Gallery 839
CONVERGENCE - Esther Barr Metalworks
Through May 2018
“I started working in metal 16 years ago after a 20+ year career as a special effects animator for film and television. I left the film business so that I could concentrate on my metal works but my work is still profoundly influenced by my time spent as an animator.”
“I create carved designs and textures in linoleum and pull them multiple times through an etching press with a sheet of copper rather than paper. Between each pressing I often move the carvings (as if it was animation) to different positions on the press bed leaving various impressions (like multiple exposures) upon the metal. I might also crumple the metal and roll it through the press repeatedly to put folds in it, burnish in a texture, or hand tool and hammer the metal to raise additional relief. The copper is then finished with patina, torch fused enamel or color oxides.”

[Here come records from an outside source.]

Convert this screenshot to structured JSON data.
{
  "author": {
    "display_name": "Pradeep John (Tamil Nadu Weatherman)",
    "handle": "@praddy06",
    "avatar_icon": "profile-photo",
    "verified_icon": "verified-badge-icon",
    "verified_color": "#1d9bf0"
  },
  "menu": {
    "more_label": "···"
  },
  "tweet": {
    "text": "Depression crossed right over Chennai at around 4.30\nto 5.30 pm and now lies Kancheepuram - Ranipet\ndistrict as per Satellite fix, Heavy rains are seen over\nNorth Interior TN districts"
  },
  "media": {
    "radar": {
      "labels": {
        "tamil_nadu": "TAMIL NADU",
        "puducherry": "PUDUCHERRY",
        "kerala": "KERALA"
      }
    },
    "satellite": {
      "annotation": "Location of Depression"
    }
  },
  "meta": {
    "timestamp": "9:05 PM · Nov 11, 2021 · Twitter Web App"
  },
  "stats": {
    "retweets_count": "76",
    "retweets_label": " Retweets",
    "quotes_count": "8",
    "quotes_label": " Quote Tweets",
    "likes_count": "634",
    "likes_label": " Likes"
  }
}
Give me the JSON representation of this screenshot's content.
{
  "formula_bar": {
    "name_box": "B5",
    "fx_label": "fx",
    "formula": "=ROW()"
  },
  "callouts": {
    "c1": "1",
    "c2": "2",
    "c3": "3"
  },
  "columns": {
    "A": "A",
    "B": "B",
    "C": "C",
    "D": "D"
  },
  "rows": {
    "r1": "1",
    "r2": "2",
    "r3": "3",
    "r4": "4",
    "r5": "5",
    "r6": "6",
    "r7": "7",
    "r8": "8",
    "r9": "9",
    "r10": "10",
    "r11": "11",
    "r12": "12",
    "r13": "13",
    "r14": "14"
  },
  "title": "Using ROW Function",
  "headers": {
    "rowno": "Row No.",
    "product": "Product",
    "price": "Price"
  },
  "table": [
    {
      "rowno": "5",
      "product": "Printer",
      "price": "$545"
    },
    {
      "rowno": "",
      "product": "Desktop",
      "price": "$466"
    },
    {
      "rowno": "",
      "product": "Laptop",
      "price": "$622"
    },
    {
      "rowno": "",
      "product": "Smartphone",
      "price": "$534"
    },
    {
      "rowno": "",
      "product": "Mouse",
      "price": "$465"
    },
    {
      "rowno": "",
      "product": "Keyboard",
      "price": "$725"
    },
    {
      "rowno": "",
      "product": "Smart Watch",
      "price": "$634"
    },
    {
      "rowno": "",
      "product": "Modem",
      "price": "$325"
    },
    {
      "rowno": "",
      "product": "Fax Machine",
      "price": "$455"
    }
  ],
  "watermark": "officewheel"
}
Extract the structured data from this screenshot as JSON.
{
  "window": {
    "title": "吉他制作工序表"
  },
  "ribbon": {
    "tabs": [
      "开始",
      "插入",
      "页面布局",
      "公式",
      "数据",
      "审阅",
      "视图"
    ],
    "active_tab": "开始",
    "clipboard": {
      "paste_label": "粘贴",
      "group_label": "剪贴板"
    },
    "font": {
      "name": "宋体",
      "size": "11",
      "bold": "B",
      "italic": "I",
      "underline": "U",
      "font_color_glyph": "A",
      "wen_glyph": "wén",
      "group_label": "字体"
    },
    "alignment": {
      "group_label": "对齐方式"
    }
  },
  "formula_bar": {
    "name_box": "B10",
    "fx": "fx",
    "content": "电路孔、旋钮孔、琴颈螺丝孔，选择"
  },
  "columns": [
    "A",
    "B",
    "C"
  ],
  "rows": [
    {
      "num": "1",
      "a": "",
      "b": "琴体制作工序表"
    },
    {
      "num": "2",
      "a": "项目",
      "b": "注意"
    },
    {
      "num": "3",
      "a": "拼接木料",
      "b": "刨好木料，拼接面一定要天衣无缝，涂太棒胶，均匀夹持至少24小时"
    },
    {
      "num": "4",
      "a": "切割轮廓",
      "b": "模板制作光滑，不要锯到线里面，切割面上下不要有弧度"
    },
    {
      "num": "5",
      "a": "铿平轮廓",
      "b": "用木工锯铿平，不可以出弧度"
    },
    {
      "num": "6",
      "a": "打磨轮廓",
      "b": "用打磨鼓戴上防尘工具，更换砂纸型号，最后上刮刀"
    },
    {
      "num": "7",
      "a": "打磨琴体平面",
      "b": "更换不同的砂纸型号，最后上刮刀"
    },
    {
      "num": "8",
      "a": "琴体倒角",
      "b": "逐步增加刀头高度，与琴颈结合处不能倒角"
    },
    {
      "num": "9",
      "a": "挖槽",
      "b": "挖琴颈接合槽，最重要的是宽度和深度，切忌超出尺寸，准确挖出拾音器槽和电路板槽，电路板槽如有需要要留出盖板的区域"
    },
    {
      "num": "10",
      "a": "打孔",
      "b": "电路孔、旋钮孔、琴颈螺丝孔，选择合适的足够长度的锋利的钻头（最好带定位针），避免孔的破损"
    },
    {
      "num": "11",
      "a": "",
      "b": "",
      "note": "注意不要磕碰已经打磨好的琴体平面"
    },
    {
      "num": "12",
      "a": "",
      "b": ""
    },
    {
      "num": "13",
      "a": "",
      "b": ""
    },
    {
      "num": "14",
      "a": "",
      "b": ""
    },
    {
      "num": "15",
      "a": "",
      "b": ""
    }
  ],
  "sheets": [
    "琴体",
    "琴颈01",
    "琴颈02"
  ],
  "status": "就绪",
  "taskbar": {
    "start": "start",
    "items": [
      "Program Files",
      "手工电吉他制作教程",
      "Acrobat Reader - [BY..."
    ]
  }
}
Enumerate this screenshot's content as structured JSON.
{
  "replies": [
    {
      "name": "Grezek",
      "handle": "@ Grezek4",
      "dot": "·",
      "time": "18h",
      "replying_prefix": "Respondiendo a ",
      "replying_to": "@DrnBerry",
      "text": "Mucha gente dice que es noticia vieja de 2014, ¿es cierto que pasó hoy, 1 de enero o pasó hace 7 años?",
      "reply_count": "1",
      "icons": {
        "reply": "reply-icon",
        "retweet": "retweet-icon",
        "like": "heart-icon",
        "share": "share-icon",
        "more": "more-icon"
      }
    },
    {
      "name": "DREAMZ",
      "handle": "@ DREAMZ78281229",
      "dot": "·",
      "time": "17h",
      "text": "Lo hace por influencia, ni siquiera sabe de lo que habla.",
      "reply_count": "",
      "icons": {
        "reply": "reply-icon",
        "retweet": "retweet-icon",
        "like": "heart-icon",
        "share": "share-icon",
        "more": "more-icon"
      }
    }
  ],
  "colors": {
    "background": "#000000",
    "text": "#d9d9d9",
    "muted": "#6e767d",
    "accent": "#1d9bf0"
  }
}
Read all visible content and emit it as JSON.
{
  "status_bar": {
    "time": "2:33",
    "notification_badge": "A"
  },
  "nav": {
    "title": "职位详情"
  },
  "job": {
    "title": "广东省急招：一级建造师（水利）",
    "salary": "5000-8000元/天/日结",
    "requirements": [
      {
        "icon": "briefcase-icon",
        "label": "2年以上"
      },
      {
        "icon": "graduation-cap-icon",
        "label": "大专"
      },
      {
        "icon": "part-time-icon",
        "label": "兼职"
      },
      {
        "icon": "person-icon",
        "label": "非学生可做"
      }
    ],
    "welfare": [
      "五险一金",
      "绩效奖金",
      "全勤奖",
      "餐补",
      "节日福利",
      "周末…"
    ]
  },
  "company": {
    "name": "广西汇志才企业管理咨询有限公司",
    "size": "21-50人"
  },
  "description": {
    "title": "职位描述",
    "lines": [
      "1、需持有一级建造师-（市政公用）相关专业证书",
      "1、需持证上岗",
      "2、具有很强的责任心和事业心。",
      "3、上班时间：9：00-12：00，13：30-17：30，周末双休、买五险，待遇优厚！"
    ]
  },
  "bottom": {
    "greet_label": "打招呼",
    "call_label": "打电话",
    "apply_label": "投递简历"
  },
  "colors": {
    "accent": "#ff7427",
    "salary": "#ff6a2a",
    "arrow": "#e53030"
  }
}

“Some pieces are fully envisioned before pressing the relief, yet other pieces evolve only as a result of the many multiple passes on the press. While I have the desire to master traditional techniques, I choose to use them only as the foundation to my work. I am influenced more by experimentation and chance than traditional techniques and planned execution. Some of my best pieces exist only because I actually embraced a problem or mistake and then figured out how to do it again intentionally.”
“Copper may seem to be solid and static, lending itself to designs of permanence and stability, but I use it to express the dynamic nature and motion found in my subjects. Instead of using time to evolve a design as I would in animation, I now distill the essence of movement into a single frame.”